15.03.600 Approval by Authority

(a) Registered entities must dispose of any medical marijuana that is outdated, damaged, deteriorated, contaminated or otherwise deemed not appropriate for manufacturing or dispensing, or any plant-based waste created as a by-product of the manufacturing processes. Registered entities shall:

(1) Obtain Authority approval of disposal methods; and

(2) Dispose of liquid and chemical waste in accordance with applicable tribal or federal laws and regulations.

15.03.610 Records

(a) Registered entities shall maintain records of disposal, which shall include:

(1) The type of plant material being disposed, if the material is a by-product of the manufacturing process;

(2) The brand and form of approved medical marijuana product being disposed, if a finished product;

(3) The weight of the disposed material, the number of plants, or in the case of a finished product, the quantity of the disposed product; and

(4) The signatures of at least two registered entity staff members who witnessed the disposal.

(b) All records of disposal shall be retained for at least five years and be made available for inspection by the Authority.

Subchapter 21 Miscellaneous

15.03.620 Sovereign Immunity

(a) Nothing in this chapter shall be interpreted as waiving or diminishing the sovereign immunity of the Saint Regis Mohawk Tribe or its subordinate entities, agencies, officers, agents, employees, instrumentalities, or authorize in any form a prospective waiver of such sovereign immunity.

(b) Tribal sovereign immunity is hereby found and stated to be an essential element of self- determination and self-government; and as such will be waived by the Tribal Council only under such circumstances as the Tribal Council finds to be in the interests of the Tribe in promoting economic or commercial development or for other Tribal purposes. Any such specific waivers shall be interpreted narrowly and limited to the explicit terms of the waivers; and any such waivers shall not by implication or interpretation be extended in any manner or fashion beyond their narrow, explicit terms.

15.03.630 Regulations

(a) The Authority may issue Regulations as appropriate for the proper administration of this chapter. Regulations will be approved by the Tribal Council pursuant to the rules applicable to approval of Tribal Ordinances with the circulation of Draft regulations and public meeting for comments.

15.03.640 Effective Date

(a) The effective date of this chapter shall be the approval of the Ordinance by the Tribal Council after it has been approved by Referendum vote.

15.03.650 Amendments

(a) This chapter may be amended by: (1) a duly conducted Referendum; or (2) by the Authority or Advisory Board recommending amendment, provided the amendment is confirmed by a vote of the Tribal Council. The amendment shall be processed following the Tribal Procedure Act and include notice to, and review by, the Community.

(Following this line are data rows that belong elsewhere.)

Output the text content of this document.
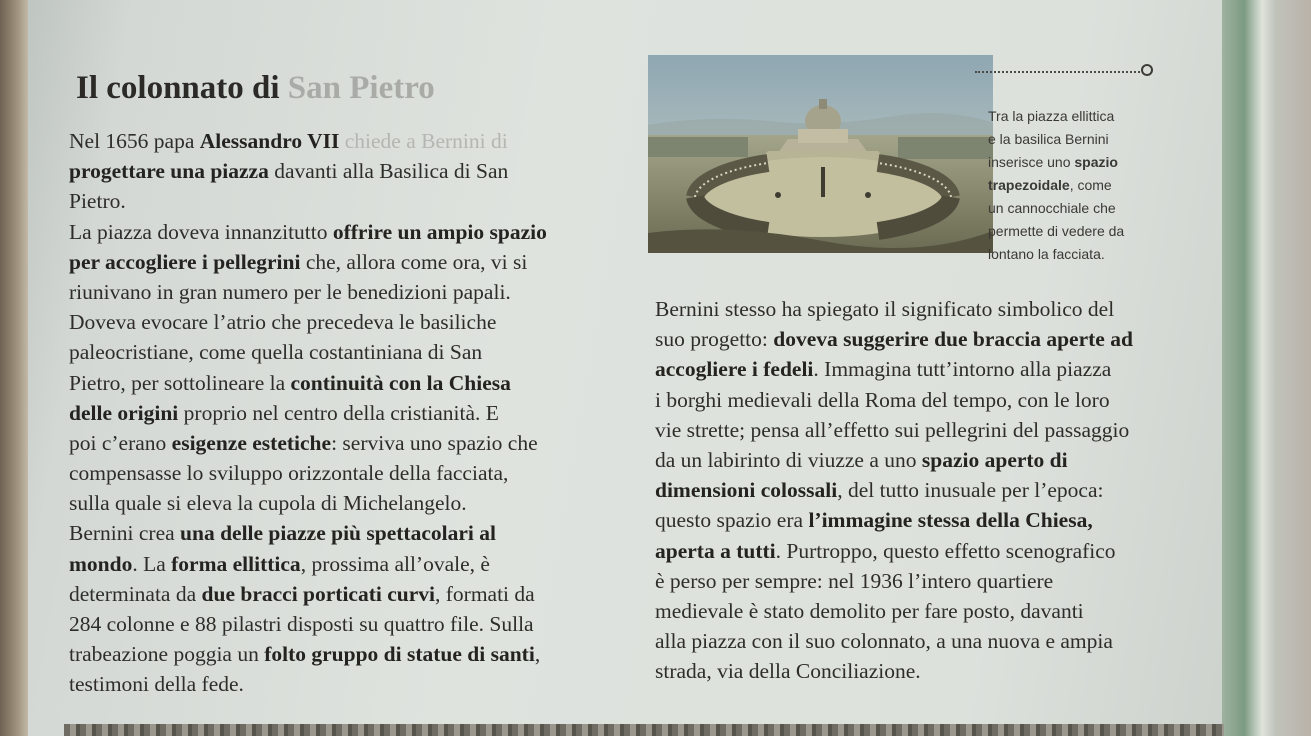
Il colonnato di San Pietro
Nel 1656 papa Alessandro VII chiede a Bernini di
progettare una piazza davanti alla Basilica di San
Pietro.
La piazza doveva innanzitutto offrire un ampio spazio
per accogliere i pellegrini che, allora come ora, vi si
riunivano in gran numero per le benedizioni papali.
Doveva evocare l’atrio che precedeva le basiliche
paleocristiane, come quella costantiniana di San
Pietro, per sottolineare la continuità con la Chiesa
delle origini proprio nel centro della cristianità. E
poi c’erano esigenze estetiche: serviva uno spazio che
compensasse lo sviluppo orizzontale della facciata,
sulla quale si eleva la cupola di Michelangelo.
Bernini crea una delle piazze più spettacolari al
mondo. La forma ellittica, prossima all’ovale, è
determinata da due bracci porticati curvi, formati da
284 colonne e 88 pilastri disposti su quattro file. Sulla
trabeazione poggia un folto gruppo di statue di santi,
testimoni della fede.
Bernini stesso ha spiegato il significato simbolico del
suo progetto: doveva suggerire due braccia aperte ad
accogliere i fedeli. Immagina tutt’intorno alla piazza
i borghi medievali della Roma del tempo, con le loro
vie strette; pensa all’effetto sui pellegrini del passaggio
da un labirinto di viuzze a uno spazio aperto di
dimensioni colossali, del tutto inusuale per l’epoca:
questo spazio era l’immagine stessa della Chiesa,
aperta a tutti. Purtroppo, questo effetto scenografico
è perso per sempre: nel 1936 l’intero quartiere
medievale è stato demolito per fare posto, davanti
alla piazza con il suo colonnato, a una nuova e ampia
strada, via della Conciliazione.
Tra la piazza ellittica
e la basilica Bernini
inserisce uno spazio
trapezoidale, come
un cannocchiale che
permette di vedere da
lontano la facciata.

(b) An amendment may include an agreement entered into by the Tribe with the State or other governmental agency needed to effectuate or implement this chapter. Such Amendments will be processed following the Tribal Procedure Act and include notice to, and review by, the Community.

15.03.660 Severability

(a) The provisions of this chapter shall be severable and if any part or provision shall be held void by any Court of competent jurisdiction, the decision of the Court so holding shall not affect or impair any of the remaining parts or provisions of this chapter.

15.03.670 Repeal of Prior Laws

(a) This chapter repeals any other Tribal Council Resolutions, Ordinances, Acts or Laws that are inconsistent herein.